Но соображает она у меня быстро. Знает, как меня удобрить, если что. Личико под краном сполоснула и – к плите:
– Да, черт с ними, милый, с деньгами-то – не в них счастье. Ты же, конечно, голодный пришел. Да пока меня ждал. Давай я тебя покормлю. Супчика сейчас налью…
Я – к холодильнику:
– Знаешь, перенервничал. Не хочу супчика. Бутерброд вот только съем.
Достаю батон колбасный из холодильника. Нож беру. Но вот раскаяние ее недооценил. Она у меня и батон, и нож мигом перехватила:
– Садись, я тебе все сама сделаю…
И слова не успел сказать, как она колбасу тоненько так, как в ресторане:
– Цык, цык, цык, цык…
Меня аж в пот бросило. Выхватываю у нее из-под ножа кусочки и в рот. Языком заначку ищу. Думаю, если что – склею. Главное – не проглотить. Потому как, что есть мужик без заначки?… Тьфу! И растереть!
Сено-солома
Поехал я на свадьбу к другу. В деревню. В настоящую. Дома рубленные. Скотина в каждом дворе. Стога сена-соломы. Огороды до горизонта. Воздух не хуже водки пробирает.
К ночи разгулялись в доме жениха на полную. И приглянулась мне одна бабенка. Тоже из других краев приезжая. Веселая. В теле. Но при муже. Но в мою сторону посматривает, как и я в ее.
И только заговорился с кем-то супруг ейный под рюмку, я эту подругу во двор вызвал. Пошла. Тут же. Ну, думаю, медлить нам тогда нельзя. Сразу к делу. Обнял ее на крылечке. И она ко мне ответно прильнула. Горячая, так и жжет по нежным местам.
Куда же мне с ней? Местность незнакомая. Во двор вывожу. Ага, постройка из темени выплыла. Думаю, может быть, баня. Но нет, курятник, оказался. Петухи да куры такой гвалт подняли.
Выскочили мы. Снова обнялись. За курятник завернули. Вижу, холм возвышается. Стог сена, не иначе. Днем же его видел. А это получше бани будет. Сейчас занырнем в него с подругой. Ну и валю ее в этот стог.
А то не сено оказалось. Навоз…
И где почиститься? У кого спросить? Вернулись мы в свадебный дом в этом самом деле с ног до головы перепачканные. Все, конечно, про нас все тут же сообразили. Смотрят на ее мужа. Но он, слава богу, заснул уже за столом прямо. Перебрал видно зелья хмельного. А то б какая же свадьба без драки…
Культурно
Теперь-то мы все городские. Кто раньше прикультурился, кто позже. У меня вот дед перебрался из деревни в город. И рассказывал он мне, как непросто ему было поначалу.

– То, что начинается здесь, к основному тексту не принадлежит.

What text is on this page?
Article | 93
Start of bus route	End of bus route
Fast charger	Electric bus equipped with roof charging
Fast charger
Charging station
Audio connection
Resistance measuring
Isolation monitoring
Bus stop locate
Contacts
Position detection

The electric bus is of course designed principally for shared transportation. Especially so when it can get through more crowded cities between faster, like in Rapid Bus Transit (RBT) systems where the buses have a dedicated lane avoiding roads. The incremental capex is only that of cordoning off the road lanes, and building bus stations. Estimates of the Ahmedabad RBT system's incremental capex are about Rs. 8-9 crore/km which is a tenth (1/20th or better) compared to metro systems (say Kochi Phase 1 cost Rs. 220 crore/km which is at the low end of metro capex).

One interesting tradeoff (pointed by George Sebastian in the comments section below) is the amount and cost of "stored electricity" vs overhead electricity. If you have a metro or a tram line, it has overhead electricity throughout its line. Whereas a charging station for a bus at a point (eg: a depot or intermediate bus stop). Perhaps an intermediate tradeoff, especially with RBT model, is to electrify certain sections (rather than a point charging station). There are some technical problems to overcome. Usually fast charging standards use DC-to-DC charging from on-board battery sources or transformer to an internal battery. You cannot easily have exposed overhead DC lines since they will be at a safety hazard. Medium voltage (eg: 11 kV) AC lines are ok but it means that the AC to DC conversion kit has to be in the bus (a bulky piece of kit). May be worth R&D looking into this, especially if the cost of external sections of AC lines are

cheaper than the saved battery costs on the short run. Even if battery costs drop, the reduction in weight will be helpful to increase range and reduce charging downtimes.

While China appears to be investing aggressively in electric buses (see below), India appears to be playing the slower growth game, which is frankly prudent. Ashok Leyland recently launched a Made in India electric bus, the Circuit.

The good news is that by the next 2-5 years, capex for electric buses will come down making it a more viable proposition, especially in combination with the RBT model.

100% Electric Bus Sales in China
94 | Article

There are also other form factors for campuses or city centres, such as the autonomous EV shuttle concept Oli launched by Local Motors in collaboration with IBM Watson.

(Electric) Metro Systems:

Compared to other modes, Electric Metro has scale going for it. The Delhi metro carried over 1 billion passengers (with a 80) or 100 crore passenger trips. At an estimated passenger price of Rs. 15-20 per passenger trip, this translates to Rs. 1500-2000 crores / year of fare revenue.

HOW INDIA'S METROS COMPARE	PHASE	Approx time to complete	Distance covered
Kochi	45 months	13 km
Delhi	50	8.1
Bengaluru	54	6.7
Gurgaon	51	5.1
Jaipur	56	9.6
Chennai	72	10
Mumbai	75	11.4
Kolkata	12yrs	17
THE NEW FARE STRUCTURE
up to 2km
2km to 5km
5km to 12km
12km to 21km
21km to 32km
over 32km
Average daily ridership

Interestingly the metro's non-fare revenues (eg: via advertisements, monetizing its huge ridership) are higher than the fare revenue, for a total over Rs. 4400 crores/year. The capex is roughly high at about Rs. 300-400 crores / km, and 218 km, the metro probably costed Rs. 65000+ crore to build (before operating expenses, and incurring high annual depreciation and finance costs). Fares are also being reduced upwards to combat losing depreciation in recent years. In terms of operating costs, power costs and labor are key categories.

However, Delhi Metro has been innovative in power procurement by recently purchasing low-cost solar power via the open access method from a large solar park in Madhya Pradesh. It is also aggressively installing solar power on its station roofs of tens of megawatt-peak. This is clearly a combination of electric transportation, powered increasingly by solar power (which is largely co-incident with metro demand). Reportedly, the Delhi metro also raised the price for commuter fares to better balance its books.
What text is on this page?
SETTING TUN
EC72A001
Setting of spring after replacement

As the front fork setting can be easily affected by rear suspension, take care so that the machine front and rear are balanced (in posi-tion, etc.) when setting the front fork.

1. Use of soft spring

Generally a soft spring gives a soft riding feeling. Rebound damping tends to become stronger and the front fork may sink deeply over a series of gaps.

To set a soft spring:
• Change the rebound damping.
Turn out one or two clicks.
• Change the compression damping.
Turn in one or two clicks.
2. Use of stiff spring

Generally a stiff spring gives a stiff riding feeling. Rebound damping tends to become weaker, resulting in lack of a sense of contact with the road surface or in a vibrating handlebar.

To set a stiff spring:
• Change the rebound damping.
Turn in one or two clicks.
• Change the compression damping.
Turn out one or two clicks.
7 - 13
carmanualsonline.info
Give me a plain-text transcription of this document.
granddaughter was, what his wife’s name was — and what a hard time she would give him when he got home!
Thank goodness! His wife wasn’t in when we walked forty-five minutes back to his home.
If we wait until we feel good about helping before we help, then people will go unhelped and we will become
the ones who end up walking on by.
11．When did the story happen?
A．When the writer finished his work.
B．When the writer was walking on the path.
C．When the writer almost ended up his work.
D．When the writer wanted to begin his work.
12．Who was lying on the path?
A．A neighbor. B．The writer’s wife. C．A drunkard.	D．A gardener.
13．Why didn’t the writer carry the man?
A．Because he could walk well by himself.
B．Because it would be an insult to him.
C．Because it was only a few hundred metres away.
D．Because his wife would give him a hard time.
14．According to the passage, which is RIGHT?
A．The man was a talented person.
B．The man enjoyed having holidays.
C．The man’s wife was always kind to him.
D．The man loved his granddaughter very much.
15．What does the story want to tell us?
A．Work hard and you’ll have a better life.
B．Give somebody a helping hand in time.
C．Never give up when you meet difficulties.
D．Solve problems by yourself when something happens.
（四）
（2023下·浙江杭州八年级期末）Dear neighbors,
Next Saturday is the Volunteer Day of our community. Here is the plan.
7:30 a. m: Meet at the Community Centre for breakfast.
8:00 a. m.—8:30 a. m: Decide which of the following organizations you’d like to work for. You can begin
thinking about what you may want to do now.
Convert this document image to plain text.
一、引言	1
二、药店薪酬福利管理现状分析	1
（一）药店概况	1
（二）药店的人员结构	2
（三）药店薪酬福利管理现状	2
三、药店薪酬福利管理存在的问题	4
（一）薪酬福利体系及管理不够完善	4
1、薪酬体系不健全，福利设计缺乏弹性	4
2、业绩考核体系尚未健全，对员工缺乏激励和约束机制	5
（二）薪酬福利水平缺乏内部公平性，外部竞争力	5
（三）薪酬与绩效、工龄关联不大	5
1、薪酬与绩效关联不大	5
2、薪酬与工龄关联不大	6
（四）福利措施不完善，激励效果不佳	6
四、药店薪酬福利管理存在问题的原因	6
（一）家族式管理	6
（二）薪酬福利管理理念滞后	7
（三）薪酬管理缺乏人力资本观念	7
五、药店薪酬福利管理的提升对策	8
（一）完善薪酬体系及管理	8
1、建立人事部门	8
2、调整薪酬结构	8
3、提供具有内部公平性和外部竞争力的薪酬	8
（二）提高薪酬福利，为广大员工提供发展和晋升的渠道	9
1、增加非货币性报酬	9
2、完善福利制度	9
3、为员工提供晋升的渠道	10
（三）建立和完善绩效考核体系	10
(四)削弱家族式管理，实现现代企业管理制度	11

Первый раз приехал в город на поезде. Для храбрости на вокзале пару кружек пива накатил. А потом фуражку на затылок, грудь колесом и по главной улице. Идет, машинам, магазинам радуется. Шумно, весело, хорошо. Но в самом центре ему приспичило. После пива-то. По малой нужде.
Ну, в деревне какие проблемы. Зашел за первый попавшийся куст и все дела справил. А тут вокруг все как на ладони. Голая улица. Но приметил-таки в конце ее деревца. Рванул к ним. А это сквер с табличкой оказался. «Место для общественных гуляний». Люди в том сквере культурно досуг свой проводят. Барышни в тени деревьев на лавочках сидят, книжки читают. А под кустами детишки шарятся, будь они не ладны.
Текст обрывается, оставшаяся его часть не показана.